Scrive la scrittrice cristiana Ellen G. White: “La morte di Cristo è la prova del grande amore di Dio per l’uomo. Essa è la nostra garanzia di salvezza. Rimuovere la croce dal cristiano e come rimuovere il sole dal cielo.  La croce ci avvicina a Dio e ci riconcilia con il suo Spirito. Con la stessa tenerezza di un padre per i figli, Dio guarda alle sofferenze che suo Figlio ha patito per poter salvare l’umanità dalla morte eterna, e ci accetta per i suoi meriti. Senza la croce, l’uomo non potrebbe avere comunione col Padre. Da essa dipende ogni nostra speranza. Sul suo legno si riflette la luce dell’amore di Cristo; e il peccatore non può che gioire quando va ai piedi della croce, sapendo che i suoi peccati sono stati perdonati. Inginocchiato ai piedi della croce, egli ha raggiunto la più elevata posizione che l’uomo possa ottenere. La sua fede l’ha salvato. Mediante la croce noi impariamo che il Padre celeste ci ama infinitamente. Possiamo forse stupirci dell’esclamazione di Paolo: ‘Non sia mai ch’io mi glori d’altro che della croce del Signor nostro Gesù Cristo!’ (Galati 6:14 Luzzi). È anche nostro privilegio gloriarci nella croce, è nostro privilegio dare tutto noi stessi a Colui che diede se stesso per noi . Con i volti illuminati dalla luce del Calvario, noi potremo avanzare rivelando questa luce a quelli che sono nell’oscurità”.2

Note
1 Nel Vangelo di Giovanni, l’espressione greca uper umon (per voi) esprime l’idea di “in favore di” (locuzioni prepositive: in favore di, a favore di, in beneficio, a vantaggio, o a sostegno di).  “Per loro io consacro me stesso, perché siano anch’essi consacrati nella verità” (Giovanni 17:19).

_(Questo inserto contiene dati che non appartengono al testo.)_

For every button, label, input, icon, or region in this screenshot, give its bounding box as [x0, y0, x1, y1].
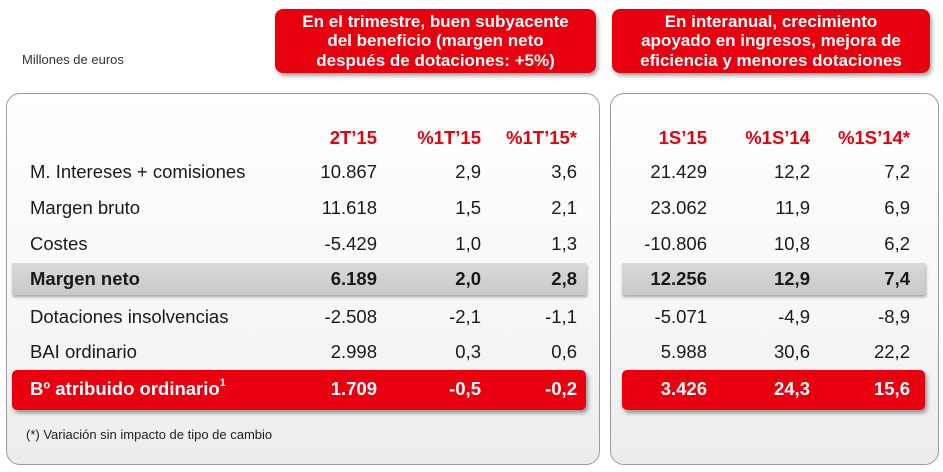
header-q: 2T’15 [329, 127, 377, 148]
table-row: Costes -5.429 1,0 1,3 -10.806 10,8 6,2 [0, 227, 943, 261]
cell-s: 12.256 [650, 268, 707, 289]
cell-q-vs2: 1,3 [551, 233, 577, 254]
cell-s-vs1: 24,3 [773, 378, 810, 399]
table-row: M. Intereses + comisiones 10.867 2,9 3,6 21.… [0, 155, 943, 189]
callout-line: En interanual, crecimiento [664, 11, 878, 31]
cell-s-vs1: -4,9 [778, 306, 810, 327]
cell-s: 23.062 [650, 197, 707, 218]
cell-s: -10.806 [644, 233, 707, 254]
cell-s-vs2: 6,2 [884, 233, 910, 254]
callout-line: del beneficio (margen neto [327, 31, 544, 51]
header-row: 2T’15 %1T’15 %1T’15* 1S’15 %1S’14 %1S’14… [0, 121, 943, 155]
units-label: Millones de euros [22, 52, 124, 67]
beneficio-band-right [622, 370, 925, 410]
cell-q-vs2: 2,1 [551, 197, 577, 218]
cell-q-vs2: -1,1 [545, 306, 577, 327]
cell-q: 6.189 [330, 268, 377, 289]
table-row: Margen neto 6.189 2,0 2,8 12.256 12,9 7,4 [0, 262, 943, 296]
yoy-callout: En interanual, crecimiento apoyado en in… [612, 9, 930, 73]
cell-q-vs1: 1,0 [455, 233, 481, 254]
cell-s: -5.071 [654, 306, 707, 327]
callout-line: después de dotaciones: +5%) [316, 50, 555, 70]
cell-s: 5.988 [660, 341, 707, 362]
cell-q-vs2: 3,6 [551, 161, 577, 182]
row-label-text: BAI ordinario [30, 341, 137, 362]
row-label-text: Dotaciones insolvencias [30, 306, 229, 327]
cell-s-vs2: 15,6 [873, 378, 910, 399]
row-label-text: Margen bruto [30, 197, 141, 218]
row-label-text: Margen neto [30, 268, 140, 289]
row-label: Margen neto [30, 262, 140, 296]
cell-q: 10.867 [320, 161, 377, 182]
cell-q: -2.508 [324, 306, 377, 327]
row-label: Costes [30, 227, 88, 261]
callout-line: eficiencia y menores dotaciones [640, 50, 902, 70]
cell-q: 2.998 [330, 341, 377, 362]
header-s-vs2: %1S’14* [838, 127, 910, 148]
beneficio-band-left [12, 370, 586, 410]
row-label: BAI ordinario [30, 335, 137, 369]
footnote: (*) Variación sin impacto de tipo de cam… [26, 427, 273, 442]
cell-q-vs1: -0,5 [449, 378, 481, 399]
row-label: Margen bruto [30, 191, 140, 225]
header-s: 1S’15 [658, 127, 707, 148]
cell-q-vs1: 0,3 [455, 341, 481, 362]
cell-s-vs2: 6,9 [884, 197, 910, 218]
cell-q-vs2: 2,8 [551, 268, 577, 289]
cell-q-vs2: 0,6 [551, 341, 577, 362]
row-label-text: Costes [30, 233, 88, 254]
cell-s-vs1: 30,6 [773, 341, 810, 362]
cell-q-vs1: 2,9 [455, 161, 481, 182]
header-q-vs2: %1T’15* [506, 127, 577, 148]
cell-q-vs1: 2,0 [455, 268, 481, 289]
row-label: M. Intereses + comisiones [30, 155, 245, 189]
table-row: BAI ordinario 2.998 0,3 0,6 5.988 30,6 22,2 [0, 335, 943, 369]
header-q-vs1: %1T’15 [417, 127, 481, 148]
row-label-text: Bº atribuido ordinario [30, 378, 220, 399]
cell-q: -5.429 [324, 233, 377, 254]
cell-s-vs2: 7,2 [884, 161, 910, 182]
cell-q: 1.709 [330, 378, 377, 399]
header-s-vs1: %1S’14 [745, 127, 810, 148]
cell-q-vs1: -2,1 [449, 306, 481, 327]
cell-s: 21.429 [650, 161, 707, 182]
cell-s-vs2: 7,4 [884, 268, 910, 289]
cell-s-vs2: -8,9 [878, 306, 910, 327]
table-row: Margen bruto 11.618 1,5 2,1 23.062 11,9 6,9 [0, 191, 943, 225]
cell-q: 11.618 [321, 197, 377, 218]
margen-neto-band-right [622, 263, 925, 295]
row-label-text: M. Intereses + comisiones [30, 161, 246, 182]
cell-s-vs1: 10,8 [773, 233, 810, 254]
cell-s-vs1: 12,9 [773, 268, 810, 289]
table-row: Bº atribuido ordinario1 1.709 -0,5 -0,2 3.42… [0, 372, 943, 406]
cell-s-vs2: 22,2 [873, 341, 910, 362]
cell-s-vs1: 12,2 [773, 161, 810, 182]
row-label: Dotaciones insolvencias [30, 300, 228, 334]
callout-line: En el trimestre, buen subyacente [302, 11, 569, 31]
footnote-marker: 1 [219, 377, 226, 389]
cell-s: 3.426 [660, 378, 707, 399]
cell-q-vs2: -0,2 [545, 378, 577, 399]
table-row: Dotaciones insolvencias -2.508 -2,1 -1,1 -5.… [0, 300, 943, 334]
row-label: Bº atribuido ordinario1 [30, 372, 226, 406]
cell-s-vs1: 11,9 [775, 197, 810, 218]
cell-q-vs1: 1,5 [455, 197, 481, 218]
quarter-callout: En el trimestre, buen subyacente del ben… [275, 9, 596, 73]
margen-neto-band-left [12, 263, 586, 295]
callout-line: apoyado en ingresos, mejora de [641, 31, 901, 51]
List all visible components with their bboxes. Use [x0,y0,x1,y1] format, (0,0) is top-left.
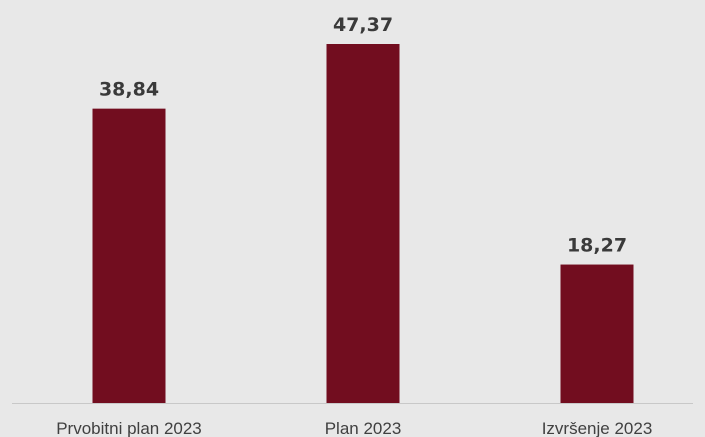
value-label: 47,37 [333,14,393,36]
category-label: Izvršenje 2023 [542,419,653,437]
category-labels-group: Prvobitni plan 2023 Plan 2023 Izvršenje 20… [56,419,652,437]
bars-group [92,44,634,404]
category-label: Prvobitni plan 2023 [56,419,202,437]
category-label: Plan 2023 [325,419,402,437]
value-label: 38,84 [99,79,159,101]
bar [326,44,400,403]
value-label: 18,27 [567,235,627,257]
value-labels-group: 38,84 47,37 18,27 [99,14,627,257]
bar [92,108,166,404]
bar [560,264,634,403]
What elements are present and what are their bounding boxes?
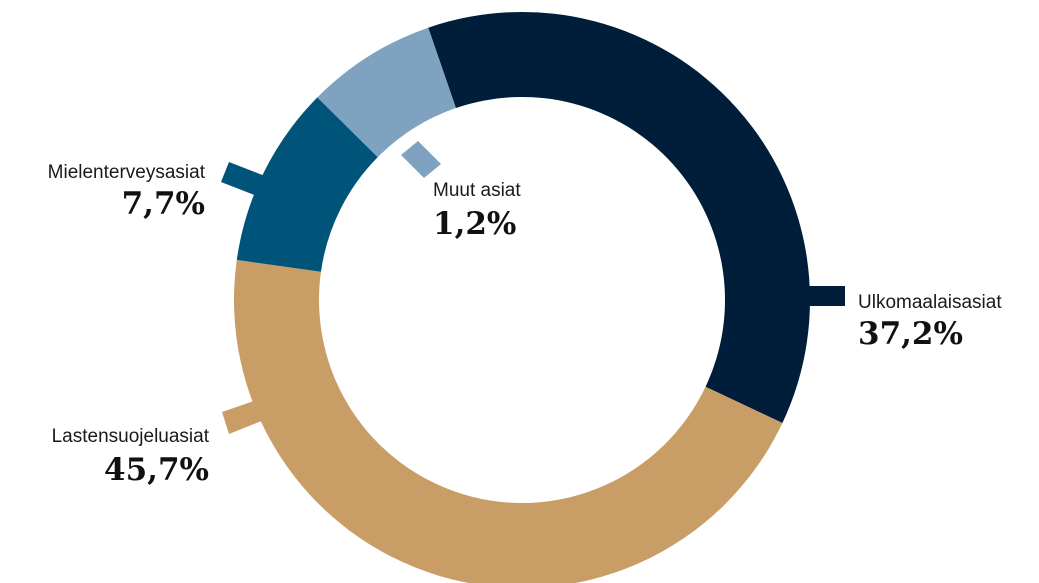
leader-muut-asiat: [401, 141, 441, 178]
leader-lastensuojeluasiat: [222, 400, 264, 434]
label-muut-asiat: Muut asiat: [433, 180, 521, 201]
slice-ulkomaalaisasiat: [428, 12, 810, 423]
value-muut-asiat: 1,2%: [433, 206, 516, 242]
slice-muut-asiat: [317, 27, 456, 158]
leader-ulkomaalaisasiat: [808, 286, 845, 306]
leader-mielenterveysasiat: [221, 162, 265, 196]
value-mielenterveysasiat: 7,7%: [122, 186, 205, 222]
slice-lastensuojeluasiat: [234, 259, 783, 583]
value-lastensuojeluasiat: 45,7%: [104, 452, 209, 488]
slice-mielenterveysasiat: [236, 97, 378, 272]
value-ulkomaalaisasiat: 37,2%: [858, 316, 963, 352]
donut-slices: [234, 12, 810, 583]
label-ulkomaalaisasiat: Ulkomaalaisasiat: [858, 292, 1002, 313]
label-lastensuojeluasiat: Lastensuojeluasiat: [52, 426, 210, 447]
label-mielenterveysasiat: Mielenterveysasiat: [48, 162, 206, 183]
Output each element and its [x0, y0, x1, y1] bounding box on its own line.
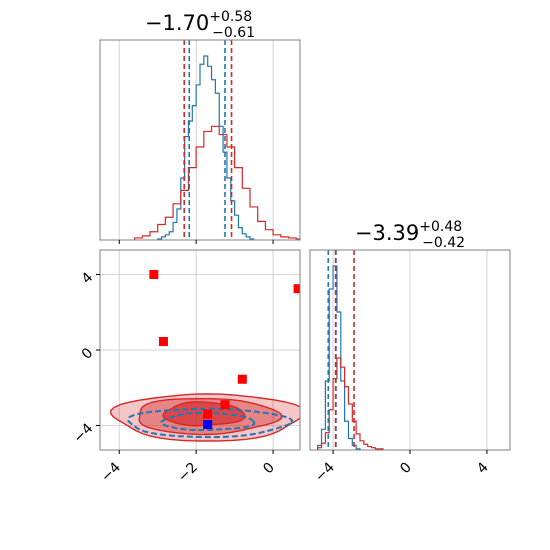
hist-x-tick-marks	[118, 240, 274, 244]
blue-square-point	[203, 420, 213, 430]
hist-y-xtick-label: −4	[312, 459, 338, 485]
blue-contour-level	[160, 411, 256, 432]
hist-y-series-red-step	[317, 357, 384, 450]
scatter-xy-grid	[100, 250, 300, 450]
scatter-xy-xtick-label: −2	[175, 460, 201, 486]
scatter-xy-series	[110, 270, 300, 442]
blue-contour-level	[126, 407, 294, 439]
scatter-xy-ytick-label: 4	[79, 270, 97, 288]
hist-y-xtick-label: 0	[397, 460, 415, 478]
hist-x-series	[134, 55, 300, 240]
red-square-point	[203, 409, 213, 419]
hist-y-title-main: −3.39	[355, 221, 419, 245]
hist-y-series-blue-step	[317, 265, 361, 450]
hist-y-panel: −4 0 4 −3.39+0.48 −0.42	[309, 219, 511, 485]
hist-y-title-sub: −0.42	[422, 235, 465, 251]
hist-x-title-main: −1.70	[145, 11, 209, 35]
hist-x-series-red-step	[134, 125, 300, 240]
scatter-xy-xtick-label: 0	[260, 460, 278, 478]
hist-y-title: −3.39+0.48 −0.42	[355, 219, 465, 251]
hist-x-panel: −1.70+0.58 −0.61	[99, 9, 301, 244]
hist-x-title: −1.70+0.58 −0.61	[145, 9, 255, 41]
scatter-xy-xtick-label: −4	[98, 459, 124, 485]
hist-y-series	[317, 265, 384, 450]
hist-y-quantile-lines	[327, 250, 355, 450]
hist-x-title-sub: −0.61	[212, 25, 255, 41]
hist-x-series-blue-step	[157, 55, 255, 240]
hist-x-grid	[118, 40, 274, 240]
scatter-xy-panel: −4 −2 0 4 0 −4	[70, 249, 301, 486]
red-square-point	[293, 284, 300, 294]
scatter-xy-ytick-label: −4	[70, 420, 96, 446]
red-square-point	[220, 400, 230, 410]
hist-x-title-sup: +0.58	[209, 9, 252, 25]
hist-y-title-sup: +0.48	[419, 219, 462, 235]
hist-x-frame	[99, 39, 301, 241]
hist-x-quantile-lines	[183, 40, 233, 240]
hist-y-tick-marks: −4 0 4	[312, 450, 492, 485]
red-square-point	[158, 337, 168, 347]
hist-y-grid	[332, 250, 488, 450]
red-square-point	[149, 270, 159, 280]
hist-y-xtick-label: 4	[474, 459, 492, 477]
scatter-xy-ytick-label: 0	[79, 345, 97, 363]
red-square-point	[237, 374, 247, 384]
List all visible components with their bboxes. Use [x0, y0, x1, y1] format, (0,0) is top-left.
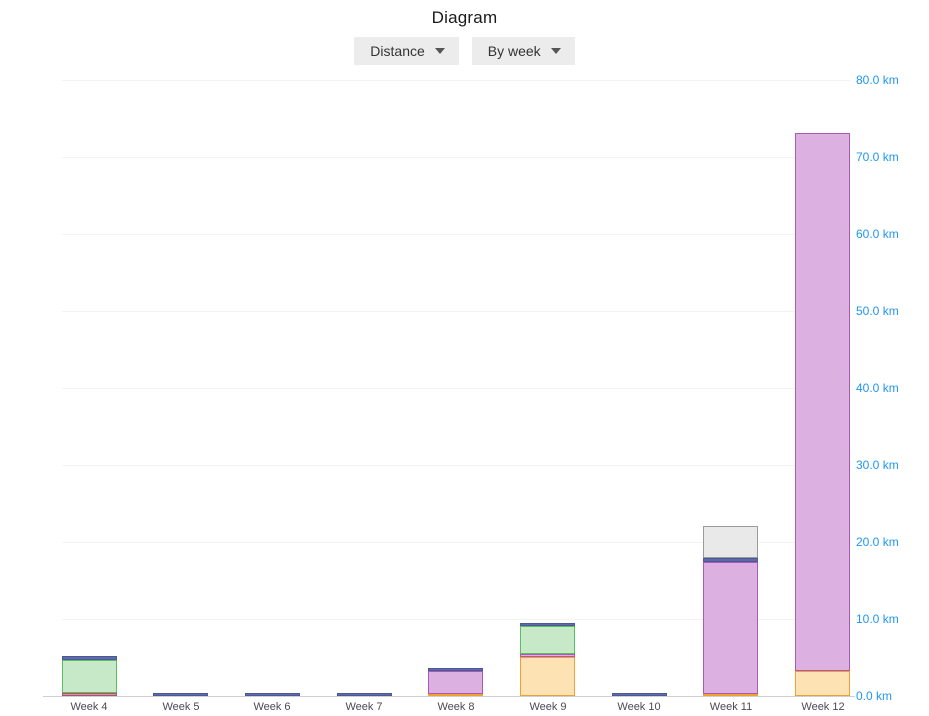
metric-dropdown-label: Distance	[370, 43, 425, 59]
bar-segment-green-week-9[interactable]	[520, 626, 575, 654]
gridline	[62, 311, 851, 312]
y-axis-tick-label: 60.0 km	[856, 227, 899, 241]
metric-dropdown[interactable]: Distance	[354, 37, 459, 65]
bar-segment-blue-week-7[interactable]	[337, 693, 392, 696]
bar-segment-purple-week-11[interactable]	[703, 562, 758, 694]
gridline	[62, 388, 851, 389]
bar-segment-orange-week-9[interactable]	[520, 657, 575, 696]
grouping-dropdown[interactable]: By week	[471, 37, 575, 65]
gridline	[62, 542, 851, 543]
bar-segment-orange-week-12[interactable]	[795, 671, 850, 696]
x-axis-tick-label: Week 4	[70, 701, 108, 713]
y-axis-tick-label: 40.0 km	[856, 381, 899, 395]
x-axis-tick-label: Week 7	[345, 701, 383, 713]
chevron-down-icon	[550, 48, 561, 54]
y-axis-tick-label: 80.0 km	[856, 73, 899, 87]
x-axis-line	[43, 696, 855, 697]
x-axis-tick-label: Week 6	[253, 701, 291, 713]
bar-segment-blue-week-8[interactable]	[428, 668, 483, 671]
y-axis-tick-label: 30.0 km	[856, 458, 899, 472]
gridline	[62, 234, 851, 235]
grouping-dropdown-label: By week	[487, 43, 541, 59]
chart-controls: Distance By week	[0, 37, 929, 65]
bar-segment-orange-week-11[interactable]	[703, 694, 758, 696]
bar-segment-gray-week-11[interactable]	[703, 526, 758, 558]
bar-segment-blue-week-6[interactable]	[245, 693, 300, 696]
y-axis-tick-label: 0.0 km	[856, 689, 893, 703]
bar-segment-purple-week-9[interactable]	[520, 654, 575, 657]
bar-segment-blue-week-5[interactable]	[153, 693, 208, 696]
gridline	[62, 465, 851, 466]
page-title: Diagram	[431, 8, 498, 27]
x-axis-tick-label: Week 12	[801, 701, 845, 713]
y-axis-tick-label: 50.0 km	[856, 304, 899, 318]
y-axis-tick-label: 20.0 km	[856, 535, 899, 549]
bar-segment-blue-week-4[interactable]	[62, 656, 117, 660]
chevron-down-icon	[434, 48, 445, 54]
x-axis-tick-label: Week 11	[709, 701, 753, 713]
gridline	[62, 80, 851, 81]
bar-segment-purple-week-12[interactable]	[795, 133, 850, 671]
bar-segment-blue-week-10[interactable]	[612, 693, 667, 696]
bar-segment-blue-week-9[interactable]	[520, 623, 575, 626]
gridline	[62, 157, 851, 158]
x-axis-tick-label: Week 5	[162, 701, 200, 713]
x-axis-tick-label: Week 8	[437, 701, 475, 713]
bar-segment-orange-week-8[interactable]	[428, 694, 483, 696]
y-axis-tick-label: 70.0 km	[856, 150, 899, 164]
y-axis-tick-label: 10.0 km	[856, 612, 899, 626]
bar-segment-pink-week-4[interactable]	[62, 693, 117, 696]
gridline	[62, 619, 851, 620]
x-axis-tick-label: Week 9	[529, 701, 567, 713]
bar-segment-blue-week-11[interactable]	[703, 558, 758, 562]
x-axis-tick-label: Week 10	[617, 701, 661, 713]
bar-segment-purple-week-8[interactable]	[428, 671, 483, 694]
bar-segment-green-week-4[interactable]	[62, 660, 117, 693]
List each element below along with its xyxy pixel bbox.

Questa espressione “per voi” sottolinea anche l’azione dello Spirito Santo in favore dei credenti: “colui che scruta i cuori sa quali sono i desideri dello Spirito, poiché egli intercede per i credenti [uper aghion: per i santi] secondo i disegni di Dio” (Rimani 8:27, 31).

2 E. G. White, Gli uomini che vinsero un impero, Ed. Adv, Firenze, p. 131).

Pubblicato in omaggio e memoria dell’autore.